Gary Oldman turns in a remarkable performance here. In fact, it was such a transformation in looks and demeanor for him that I didn't even acknowledge the character as Oldman throughout the movie. For me, this is high praise considering how underwhelmed I was by his presence in Romeo Is Bleeding, Bram Stoker's Dracula, Air Force One, and Lost in Space. Runyon is a wholly interesting character, and what makes him such a great villain is that he's never an obvious villain. Oldman depicts him as a man with an agenda and strong moral beliefs, who is willing to do anything to defend those beliefs. And as we've always said here at Radio Free Entertainment, the best film villains are the ones who are dangerous enough to believe their actions are righteously justified. That conflict is what makes them more interesting than the character who is 100% evil.

Jeff Bridges is passable as the President, but his best contribution to the movie is comedy. His character is obsessed with the Presidential luxury of having a chef on-call 24 hours a day, and he exploits it to no limit, ordering dishes with ridiculously specific provisions just because he can. For example, he calls his chef on a whim and orders kung-pao chicken, "but with walnuts instead of peanuts." When he meets with Christian Slater's character, he walks into the room with a giant shark-steak sandwich, asking, "Do you know what this is? Shark-steak. F*cking shark-steak!"

With his evil Grinch-like grin, Sam Elliott works out very well as a political aide trying to counter Runyon's slanderous remarks with slander of his own. When his researchers come up with questionable SEC records in Runyon's history, he reprimands them with, "Stocks! I want something embarrassing, something sexual!" Another nice touch is Elliott's assertation that sleaze must be fought with sleaze, and that his party is no better than that of the opposition's.

Joan Allen is solid, and her confrontations with Oldman are among the best moments of the film. Their showdowns play out like highly spirited political debates, filmed CNN-style for added realism. Runyon begins as a cordial individual, but as his accusations and assaults on Hanson's moral character start to mount, it becomes clear just how ruthless he really is.

The result is a giant political thriller with interesting characters and a story that keeps your attention from beginning to end. While some of the speeches are heavy-handed, most of the important ones ring of a certain patriotism.


It's really sad that The Contender has such a proposterous ending, because otherwise it would be one of the best movies of the year. I obviously can't give it away this early in the game, but let's just say it's completely unrealistic--it involves a politician being so honest that they're willing to ruin themselves for their ideals, and I find that highly unbelievable in a field where deception and pandering are some of the cornerstones of the career. I'll elaborate on this in greater detail in a few months, after everyone has had a chance to see the movie.

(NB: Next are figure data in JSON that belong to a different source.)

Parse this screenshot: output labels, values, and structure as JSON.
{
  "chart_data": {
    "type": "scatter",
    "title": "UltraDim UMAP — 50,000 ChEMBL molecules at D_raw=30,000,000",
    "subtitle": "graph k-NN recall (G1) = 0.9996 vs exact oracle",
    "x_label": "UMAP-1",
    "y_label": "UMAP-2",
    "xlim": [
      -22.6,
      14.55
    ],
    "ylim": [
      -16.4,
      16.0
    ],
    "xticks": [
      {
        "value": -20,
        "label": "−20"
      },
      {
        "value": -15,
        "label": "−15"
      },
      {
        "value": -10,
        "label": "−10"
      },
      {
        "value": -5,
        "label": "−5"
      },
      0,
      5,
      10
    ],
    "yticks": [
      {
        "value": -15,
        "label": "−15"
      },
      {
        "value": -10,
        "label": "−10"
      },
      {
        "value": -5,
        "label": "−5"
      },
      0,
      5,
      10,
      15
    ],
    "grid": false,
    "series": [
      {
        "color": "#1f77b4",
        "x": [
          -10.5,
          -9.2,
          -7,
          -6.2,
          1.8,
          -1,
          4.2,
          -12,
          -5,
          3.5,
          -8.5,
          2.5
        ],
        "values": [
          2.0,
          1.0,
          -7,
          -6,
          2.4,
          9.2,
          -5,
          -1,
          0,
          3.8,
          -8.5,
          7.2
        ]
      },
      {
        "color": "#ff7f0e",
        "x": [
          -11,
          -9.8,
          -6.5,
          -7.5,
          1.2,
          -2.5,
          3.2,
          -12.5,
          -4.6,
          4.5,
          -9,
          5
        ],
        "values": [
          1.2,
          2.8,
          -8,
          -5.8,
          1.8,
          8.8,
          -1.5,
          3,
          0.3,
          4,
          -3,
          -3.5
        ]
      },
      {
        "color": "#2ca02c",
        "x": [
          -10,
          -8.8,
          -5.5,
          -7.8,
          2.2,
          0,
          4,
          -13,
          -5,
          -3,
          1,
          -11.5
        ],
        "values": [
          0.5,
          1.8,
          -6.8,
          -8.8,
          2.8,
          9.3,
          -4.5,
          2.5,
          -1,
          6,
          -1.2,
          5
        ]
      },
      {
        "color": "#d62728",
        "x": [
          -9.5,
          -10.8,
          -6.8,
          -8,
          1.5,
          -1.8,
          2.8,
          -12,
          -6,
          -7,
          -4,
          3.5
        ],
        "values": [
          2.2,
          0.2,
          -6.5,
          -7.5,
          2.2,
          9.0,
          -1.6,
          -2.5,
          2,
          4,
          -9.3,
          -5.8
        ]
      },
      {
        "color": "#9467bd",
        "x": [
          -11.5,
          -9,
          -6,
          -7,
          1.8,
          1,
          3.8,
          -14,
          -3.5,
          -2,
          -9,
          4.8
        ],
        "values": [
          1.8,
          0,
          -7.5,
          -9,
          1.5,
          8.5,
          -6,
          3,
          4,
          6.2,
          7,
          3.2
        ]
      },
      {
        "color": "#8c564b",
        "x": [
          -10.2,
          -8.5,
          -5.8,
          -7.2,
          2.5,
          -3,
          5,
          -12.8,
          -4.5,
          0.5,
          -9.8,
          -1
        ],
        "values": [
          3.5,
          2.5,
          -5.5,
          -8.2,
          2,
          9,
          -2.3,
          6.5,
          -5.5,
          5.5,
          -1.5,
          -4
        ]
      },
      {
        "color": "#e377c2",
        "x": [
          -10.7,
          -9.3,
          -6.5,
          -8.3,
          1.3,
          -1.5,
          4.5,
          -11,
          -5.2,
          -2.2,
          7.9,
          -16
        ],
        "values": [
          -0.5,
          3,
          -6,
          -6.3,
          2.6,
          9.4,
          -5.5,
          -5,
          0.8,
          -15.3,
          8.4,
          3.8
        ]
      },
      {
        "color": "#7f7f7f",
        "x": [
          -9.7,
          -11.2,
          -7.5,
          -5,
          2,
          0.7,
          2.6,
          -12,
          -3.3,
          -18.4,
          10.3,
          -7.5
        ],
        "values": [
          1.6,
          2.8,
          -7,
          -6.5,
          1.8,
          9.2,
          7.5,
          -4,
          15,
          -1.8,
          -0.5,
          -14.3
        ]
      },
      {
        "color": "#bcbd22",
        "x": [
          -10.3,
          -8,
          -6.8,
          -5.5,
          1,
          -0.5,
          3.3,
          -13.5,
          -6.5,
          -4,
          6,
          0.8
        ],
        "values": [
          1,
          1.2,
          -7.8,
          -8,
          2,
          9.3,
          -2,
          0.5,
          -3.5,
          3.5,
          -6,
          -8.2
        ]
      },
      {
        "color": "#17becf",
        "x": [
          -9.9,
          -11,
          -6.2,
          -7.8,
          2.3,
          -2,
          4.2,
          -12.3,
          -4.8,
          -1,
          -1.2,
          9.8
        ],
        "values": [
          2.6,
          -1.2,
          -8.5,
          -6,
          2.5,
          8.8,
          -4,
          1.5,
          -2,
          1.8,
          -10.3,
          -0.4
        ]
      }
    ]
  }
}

Also unsettling is how The Contender deteriorates into a chess game of orchestrated backstabbing. Instead of maintaining its straitforward tone of Runyon vs. Hanson, it expands into a foolish political dance where everyone acts out of spite--and for some reason, it's all right!

Perhaps the most idiotic leap in character is Jeff Bridges' President Evans, and how he instantly goes from a scatter-brained moron to the most eloquent speaker of history, rallying the entire contry with a few well-chosen words.

These major flaws ruined a perfectly good movie, and even made my stomach churn at moments. However, the plus side is that these awful plot developments all came quickly, and only in the last 20 minutes, thus containing the worst in a convenient, dismissable package. With that disregarded, the rest of The Contender remains watchable, interesting, and intelligent.